In Windows 2000, the !session extension displays one or more user sessions, or displays a specified process running in multiple user sessions.
In Windows XP and later versions of Windows, the !session extension controls the session context. It can also display a list of all user sessions.
Syntax in Windows 2000
!session [SessionID [2 Image]]
Syntax in Windows XP and later
!session !session -s DefaultSession !session -?
(Windows 2000 only) Specifies the session ID for the session to be displayed. If this is -1 or omitted, all sessions are displayed.
- 2 Image
(Windows 2000 only) Specifies the image name of a process. All processes with this name that belong to the session specified by SessionID are displayed. If Image is omitted, the csrss.exe process is displayed. Omitting this parameter is an easy way of listing all current user sessions, because every user session contains exactly one csrss.exe process.
- -s DefaultSession
(Windows XP and later) Sets the session context to the specified value. If DefaultSession is -1, the session context is set to the current session.

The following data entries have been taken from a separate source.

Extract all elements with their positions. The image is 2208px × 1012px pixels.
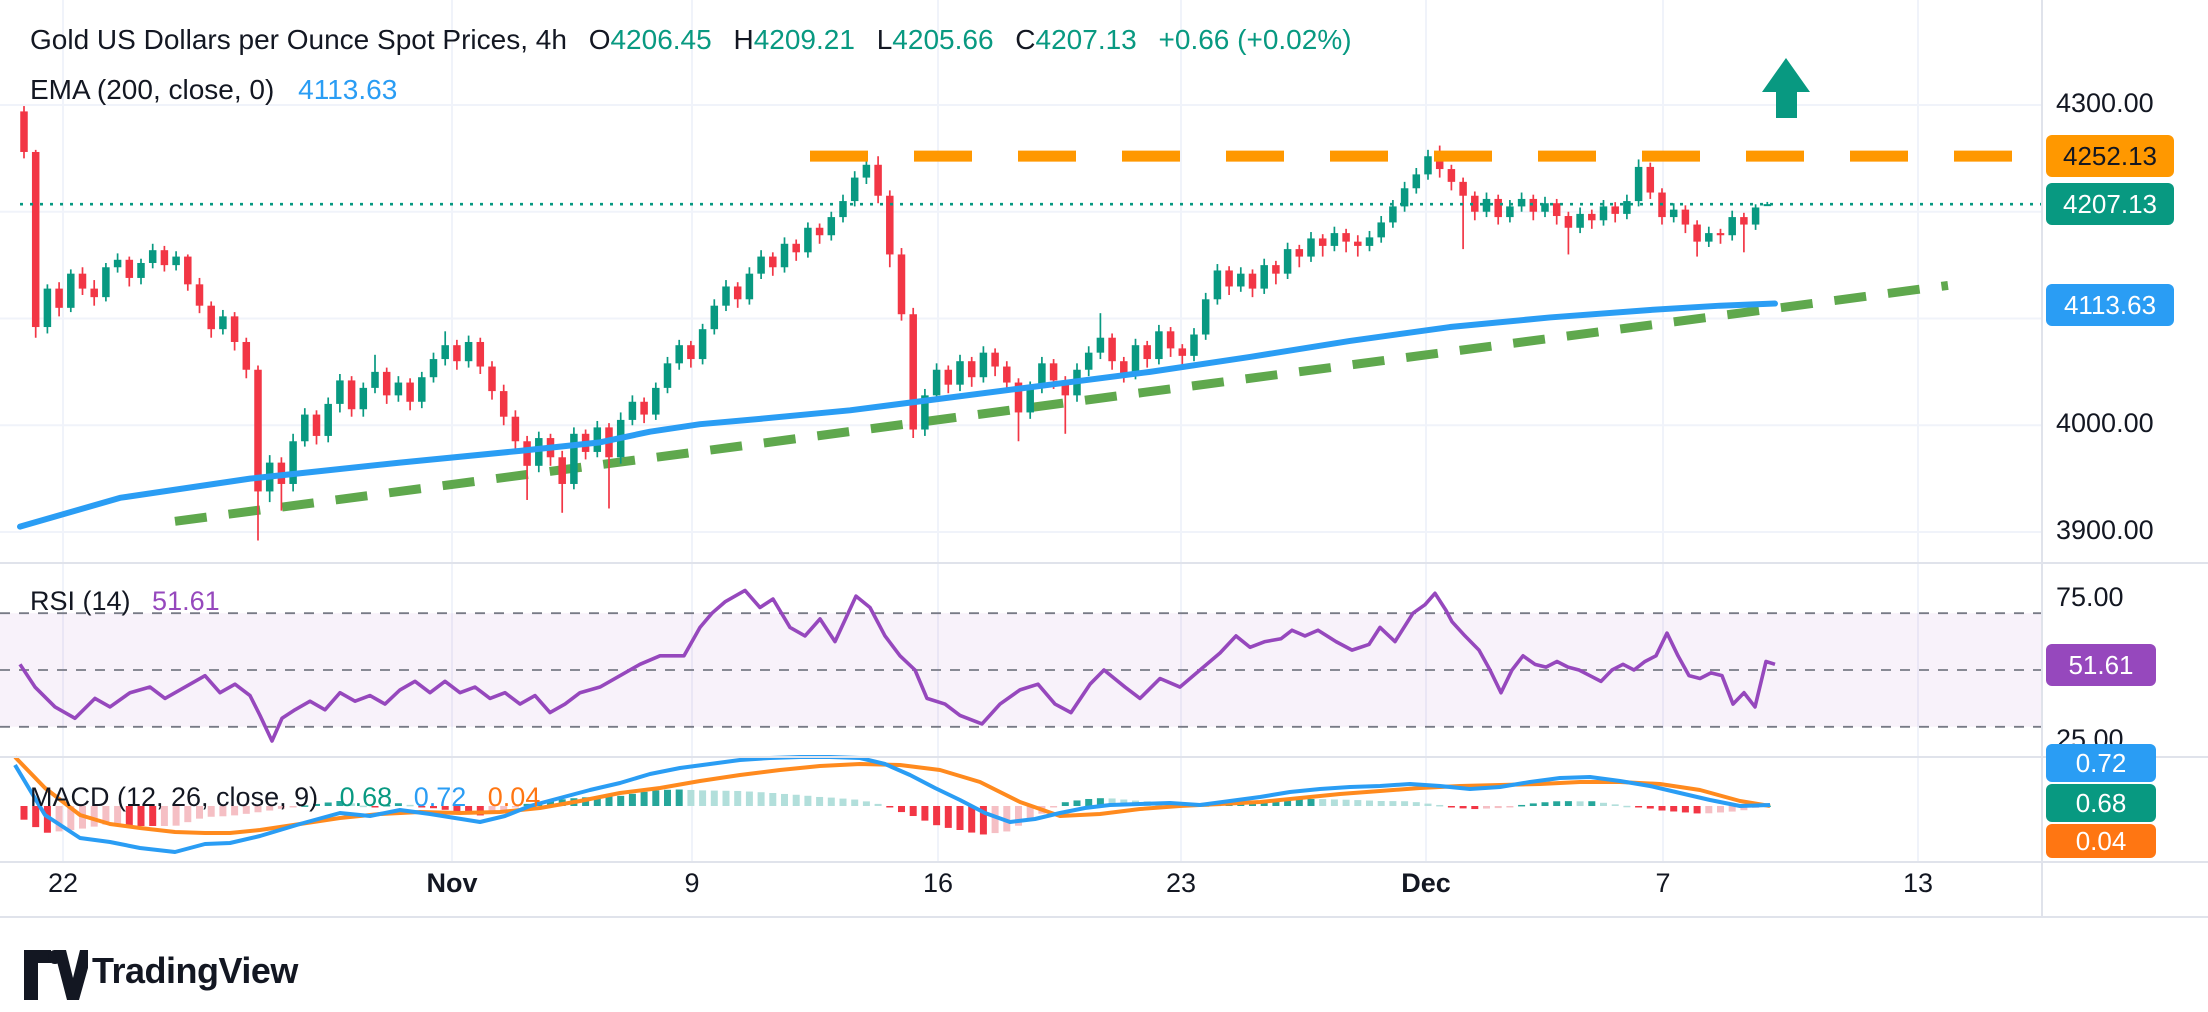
x-label-16[interactable]: 16 bbox=[922, 868, 954, 898]
rsi-legend[interactable]: RSI (14) 51.61 bbox=[30, 586, 220, 617]
resistance-price-badge[interactable]: 4252.13 bbox=[2046, 135, 2174, 177]
rsi-upper-label: 75.00 bbox=[2056, 582, 2124, 612]
rsi-line[interactable] bbox=[18, 588, 1776, 743]
ema-price-badge[interactable]: 4113.63 bbox=[2046, 284, 2174, 326]
x-label-13[interactable]: 13 bbox=[1902, 868, 1934, 898]
ema-label: EMA (200, close, 0) bbox=[30, 74, 275, 105]
gridlines-layer bbox=[0, 0, 2042, 862]
rsi-value: 51.61 bbox=[152, 586, 220, 616]
symbol-legend[interactable]: Gold US Dollars per Ounce Spot Prices, 4… bbox=[30, 24, 1352, 56]
rsi-label: RSI (14) bbox=[30, 586, 131, 616]
rsi-band-layer bbox=[0, 612, 2042, 728]
x-label-23[interactable]: 23 bbox=[1165, 868, 1197, 898]
ema-legend[interactable]: EMA (200, close, 0) 4113.63 bbox=[30, 74, 397, 106]
x-label-22[interactable]: 22 bbox=[47, 868, 79, 898]
ohlc-close-label: C bbox=[1015, 24, 1036, 55]
macd-signal-line[interactable] bbox=[13, 755, 1771, 835]
macd-signal-badge[interactable]: 0.04 bbox=[2046, 824, 2156, 858]
last-price-badge[interactable]: 4207.13 bbox=[2046, 183, 2174, 225]
rsi-value-badge[interactable]: 51.61 bbox=[2046, 644, 2156, 686]
ohlc-low-value: 4205.66 bbox=[892, 24, 994, 55]
x-label-9[interactable]: 9 bbox=[684, 868, 700, 898]
x-label-7[interactable]: 7 bbox=[1655, 868, 1671, 898]
ohlc-high-value: 4209.21 bbox=[753, 24, 855, 55]
macd-line-value: 0.72 bbox=[413, 782, 467, 812]
tradingview-logo-icon[interactable] bbox=[24, 946, 88, 1002]
ema-value: 4113.63 bbox=[298, 74, 398, 105]
x-label-dec[interactable]: Dec bbox=[1401, 868, 1451, 898]
change-value: +0.66 (+0.02%) bbox=[1158, 24, 1352, 55]
symbol-title: Gold US Dollars per Ounce Spot Prices, 4… bbox=[30, 24, 567, 55]
price-label-4000: 4000.00 bbox=[2056, 408, 2154, 438]
macd-legend[interactable]: MACD (12, 26, close, 9) 0.68 0.72 0.04 bbox=[30, 782, 540, 813]
up-arrow-annotation[interactable] bbox=[1762, 58, 1810, 118]
x-label-nov[interactable]: Nov bbox=[426, 868, 478, 898]
ohlc-open-value: 4206.45 bbox=[610, 24, 712, 55]
panel-separators bbox=[0, 0, 2208, 918]
macd-line-badge[interactable]: 0.72 bbox=[2046, 744, 2156, 782]
macd-hist-value: 0.68 bbox=[339, 782, 393, 812]
tradingview-brand-text[interactable]: TradingView bbox=[92, 950, 298, 991]
macd-signal-value: 0.04 bbox=[487, 782, 541, 812]
ohlc-open-label: O bbox=[588, 24, 611, 55]
ohlc-close-value: 4207.13 bbox=[1035, 24, 1137, 55]
ema-200-line[interactable] bbox=[17, 300, 1778, 530]
price-label-4300: 4300.00 bbox=[2056, 88, 2154, 118]
ohlc-high-label: H bbox=[733, 24, 754, 55]
macd-hist-badge[interactable]: 0.68 bbox=[2046, 784, 2156, 822]
macd-line[interactable] bbox=[13, 755, 1771, 854]
macd-label: MACD (12, 26, close, 9) bbox=[30, 782, 319, 812]
ohlc-low-label: L bbox=[876, 24, 893, 55]
price-label-3900: 3900.00 bbox=[2056, 515, 2154, 545]
trendline-support[interactable] bbox=[174, 280, 1949, 526]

(Windows XP and later) Displays help for this extension in the Debugger Command window.
Windows XP and later
For information about user sessions and the Session Manager (smss.exe), see Microsoft Windows Internals, by Mark Russinovich and David Solomon.
This is really two different extensions. The !session extension in Windows 2000 is used to display information about a user session.

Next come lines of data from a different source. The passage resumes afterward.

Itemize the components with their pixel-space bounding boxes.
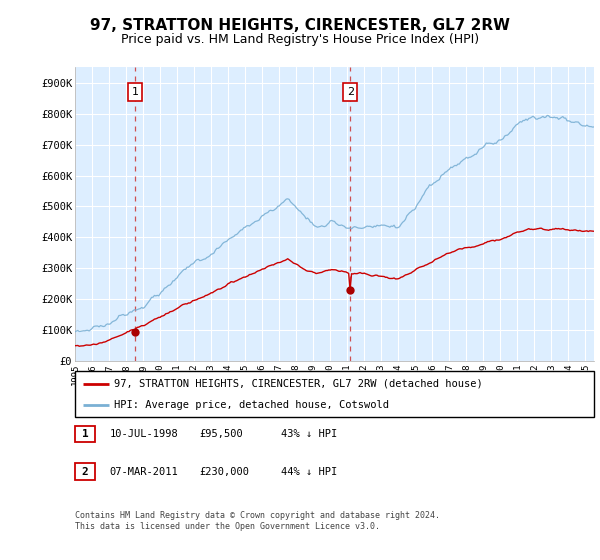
- Text: 97, STRATTON HEIGHTS, CIRENCESTER, GL7 2RW (detached house): 97, STRATTON HEIGHTS, CIRENCESTER, GL7 2…: [114, 379, 482, 389]
- Text: 07-MAR-2011: 07-MAR-2011: [110, 466, 179, 477]
- Text: HPI: Average price, detached house, Cotswold: HPI: Average price, detached house, Cots…: [114, 400, 389, 410]
- Text: 44% ↓ HPI: 44% ↓ HPI: [281, 466, 337, 477]
- Text: £230,000: £230,000: [200, 466, 250, 477]
- Text: 1: 1: [131, 87, 139, 97]
- Text: 43% ↓ HPI: 43% ↓ HPI: [281, 429, 337, 439]
- Text: 97, STRATTON HEIGHTS, CIRENCESTER, GL7 2RW: 97, STRATTON HEIGHTS, CIRENCESTER, GL7 2…: [90, 18, 510, 32]
- Text: 10-JUL-1998: 10-JUL-1998: [110, 429, 179, 439]
- Text: Contains HM Land Registry data © Crown copyright and database right 2024.
This d: Contains HM Land Registry data © Crown c…: [75, 511, 440, 531]
- Text: 2: 2: [347, 87, 354, 97]
- Text: 2: 2: [82, 466, 88, 477]
- Text: 1: 1: [82, 429, 88, 439]
- Text: Price paid vs. HM Land Registry's House Price Index (HPI): Price paid vs. HM Land Registry's House …: [121, 32, 479, 46]
- Text: £95,500: £95,500: [200, 429, 244, 439]
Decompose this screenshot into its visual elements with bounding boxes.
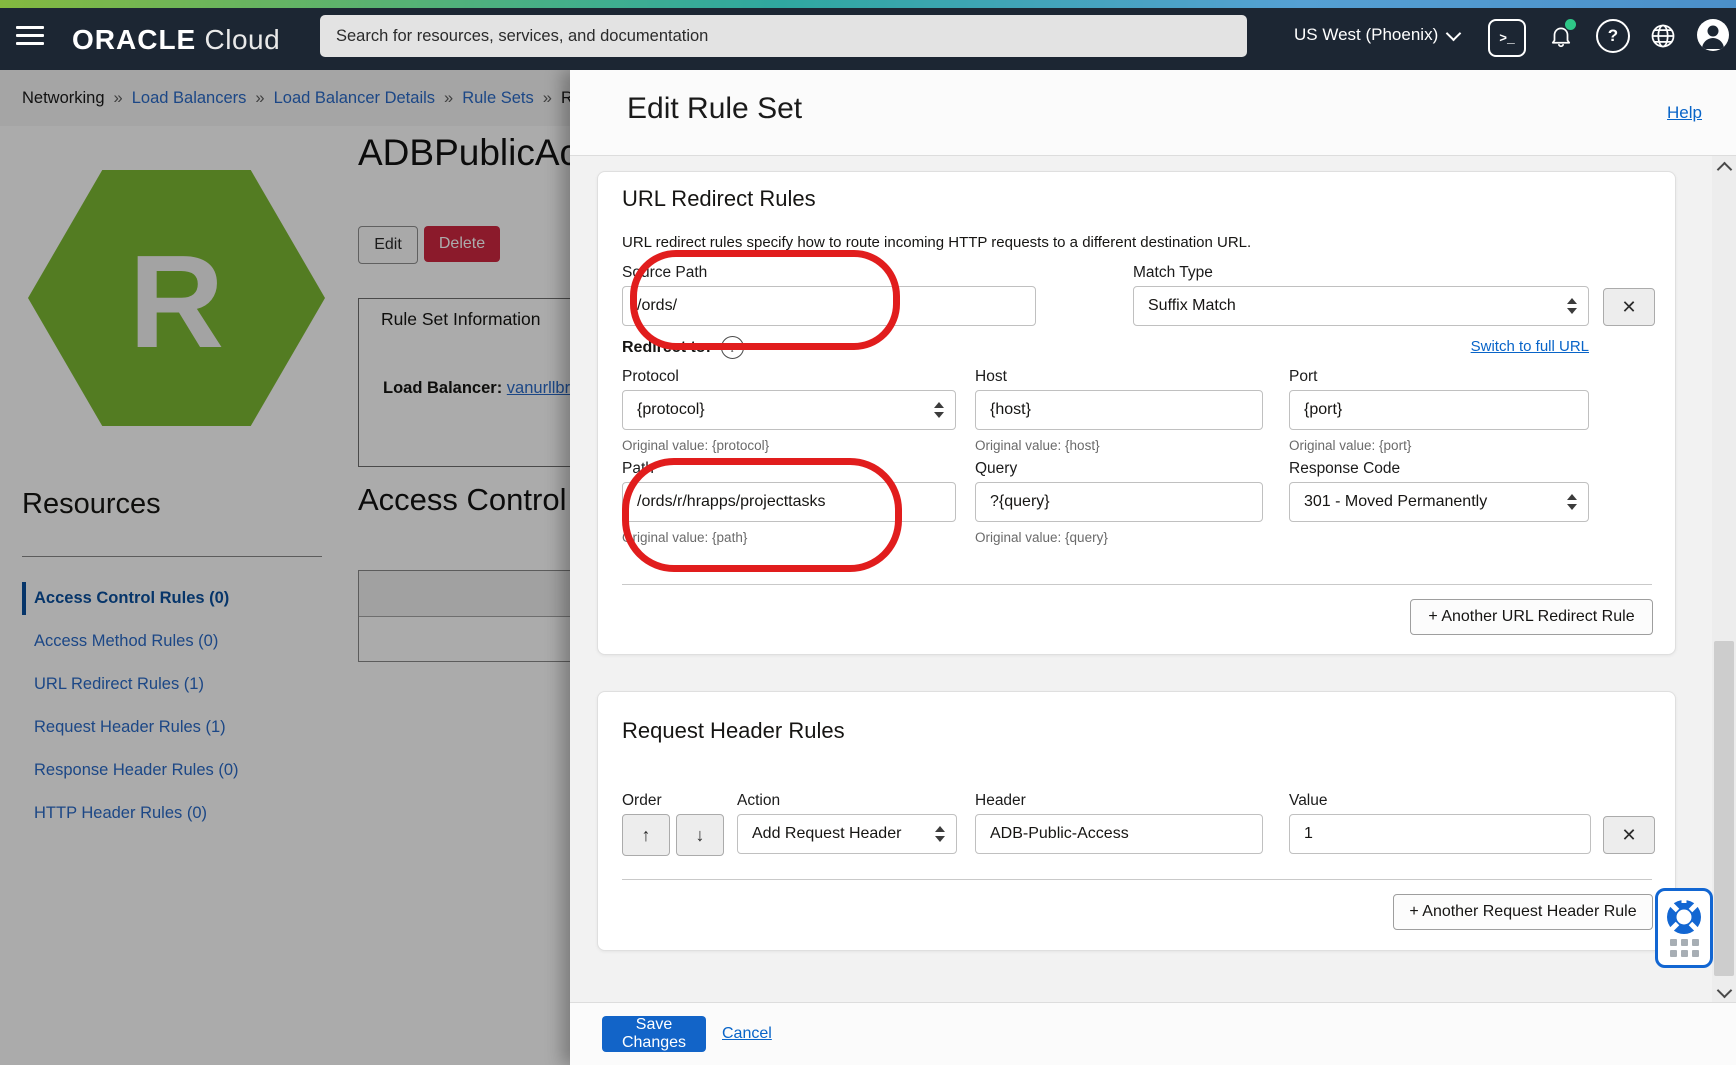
sidebar-item-response-header-rules[interactable]: Response Header Rules (0) (34, 761, 239, 779)
response-code-label: Response Code (1289, 460, 1401, 477)
cloud-shell-icon[interactable]: >_ (1488, 19, 1526, 57)
notifications-icon[interactable] (1544, 19, 1578, 53)
info-icon[interactable]: i (720, 336, 744, 359)
port-original-value: Original value: {port} (1289, 438, 1412, 453)
card-divider (622, 584, 1652, 585)
protocol-select[interactable]: {protocol} (622, 390, 956, 430)
down-arrow-icon: ↓ (695, 824, 705, 845)
remove-url-redirect-rule-button[interactable]: ✕ (1603, 288, 1655, 326)
oracle-help-widget[interactable] (1655, 888, 1713, 968)
sidebar-item-request-header-rules[interactable]: Request Header Rules (1) (34, 718, 226, 736)
panel-body: URL Redirect Rules URL redirect rules sp… (570, 156, 1736, 1002)
edit-button[interactable]: Edit (358, 226, 418, 264)
protocol-original-value: Original value: {protocol} (622, 438, 770, 453)
resources-heading: Resources (22, 488, 161, 520)
grid-dots-icon (1669, 939, 1699, 957)
sidebar-item-http-header-rules[interactable]: HTTP Header Rules (0) (34, 804, 208, 822)
region-selector[interactable]: US West (Phoenix) (1294, 0, 1462, 70)
region-label: US West (Phoenix) (1294, 25, 1439, 44)
scroll-down-arrow-icon[interactable] (1716, 982, 1733, 999)
sidebar-item-access-method-rules[interactable]: Access Method Rules (0) (34, 632, 219, 650)
load-balancer-label: Load Balancer: (383, 379, 503, 397)
resources-nav: Access Control Rules (0) Access Method R… (0, 577, 320, 835)
port-label: Port (1289, 368, 1318, 385)
action-label: Action (737, 792, 781, 809)
path-label: Path (622, 460, 654, 477)
sidebar-item-access-control-rules[interactable]: Access Control Rules (0) (0, 577, 320, 620)
notification-dot (1565, 19, 1576, 30)
response-code-select[interactable]: 301 - Moved Permanently (1289, 482, 1589, 522)
source-path-label: Source Path (622, 264, 708, 281)
path-original-value: Original value: {path} (622, 530, 748, 545)
up-arrow-icon: ↑ (641, 824, 651, 845)
value-label: Value (1289, 792, 1328, 809)
select-spinner-icon (1567, 494, 1577, 510)
value-input[interactable] (1289, 814, 1591, 854)
request-header-rules-card: Request Header Rules Order ↑ ↓ Action Ad… (597, 691, 1676, 951)
chevron-down-icon (1445, 25, 1462, 41)
protocol-label: Protocol (622, 368, 679, 385)
search-input[interactable] (320, 15, 1247, 57)
breadcrumb-rule-sets[interactable]: Rule Sets (462, 88, 534, 107)
header-input[interactable] (975, 814, 1263, 854)
delete-button[interactable]: Delete (424, 226, 500, 262)
cancel-link[interactable]: Cancel (722, 1025, 772, 1042)
brand-name: ORACLE (72, 24, 197, 55)
load-balancer-link[interactable]: vanurllbr (506, 379, 571, 397)
url-redirect-rules-card: URL Redirect Rules URL redirect rules sp… (597, 171, 1676, 655)
oracle-cloud-logo: ORACLE Cloud (72, 24, 280, 56)
edit-rule-set-panel: Edit Rule Set Help URL Redirect Rules UR… (570, 70, 1736, 1065)
select-spinner-icon (1567, 298, 1577, 314)
panel-header: Edit Rule Set Help (570, 70, 1736, 156)
hamburger-menu-icon[interactable] (16, 26, 46, 50)
source-path-input[interactable] (622, 286, 1036, 326)
panel-title: Edit Rule Set (627, 92, 803, 125)
match-type-label: Match Type (1133, 264, 1213, 281)
brand-suffix: Cloud (204, 24, 281, 55)
action-select[interactable]: Add Request Header (737, 814, 957, 854)
help-icon[interactable]: ? (1596, 19, 1630, 53)
panel-scrollbar[interactable] (1712, 156, 1736, 1002)
card-divider (622, 879, 1652, 880)
host-label: Host (975, 368, 1007, 385)
help-link[interactable]: Help (1667, 103, 1702, 122)
query-label: Query (975, 460, 1018, 477)
select-spinner-icon (935, 826, 945, 842)
path-input[interactable] (622, 482, 956, 522)
port-input[interactable] (1289, 390, 1589, 430)
header-label: Header (975, 792, 1026, 809)
breadcrumb-networking: Networking (22, 88, 105, 107)
sidebar-item-url-redirect-rules[interactable]: URL Redirect Rules (1) (34, 675, 204, 693)
host-input[interactable] (975, 390, 1263, 430)
life-ring-icon (1667, 898, 1701, 934)
host-original-value: Original value: {host} (975, 438, 1100, 453)
another-url-redirect-rule-button[interactable]: + Another URL Redirect Rule (1410, 599, 1653, 635)
save-changes-button[interactable]: Save Changes (602, 1016, 706, 1052)
another-request-header-rule-button[interactable]: + Another Request Header Rule (1393, 894, 1653, 930)
request-header-heading: Request Header Rules (622, 718, 845, 743)
order-label: Order (622, 792, 662, 809)
redirect-to-label: Redirect to: (622, 338, 711, 356)
move-up-button[interactable]: ↑ (622, 814, 670, 856)
breadcrumb-load-balancer-details[interactable]: Load Balancer Details (273, 88, 436, 107)
panel-footer: Save Changes Cancel (570, 1002, 1736, 1065)
select-spinner-icon (934, 402, 944, 418)
breadcrumb-load-balancers[interactable]: Load Balancers (131, 88, 247, 107)
globe-icon[interactable] (1646, 19, 1680, 53)
move-down-button[interactable]: ↓ (676, 814, 724, 856)
match-type-select[interactable]: Suffix Match (1133, 286, 1589, 326)
resources-divider (22, 556, 322, 557)
url-redirect-description: URL redirect rules specify how to route … (622, 234, 1252, 251)
top-bar: ORACLE Cloud US West (Phoenix) >_ ? (0, 0, 1736, 70)
scroll-up-arrow-icon[interactable] (1716, 161, 1733, 178)
query-original-value: Original value: {query} (975, 530, 1108, 545)
remove-request-header-rule-button[interactable]: ✕ (1603, 816, 1655, 854)
switch-to-full-url-link[interactable]: Switch to full URL (1470, 338, 1589, 355)
url-redirect-heading: URL Redirect Rules (622, 186, 816, 211)
query-input[interactable] (975, 482, 1263, 522)
scrollbar-thumb[interactable] (1714, 641, 1734, 976)
user-avatar[interactable] (1697, 19, 1729, 51)
brand-gradient-strip (0, 0, 1736, 8)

The !session extension in Windows XP and later versions of Windows is used to control the session context. Using !session with no parameters will display a list of active sessions on the target computer. Using !session /s DefaultSession will change the session context to the new default value.
When you set the session context, the process context is automatically changed to the active process for that session, and the .cache forcedecodeptes option is enabled so that session addresses are translated properly.
For more details and a list of all the session-related extensions that are affected by the session context, see Changing Contexts.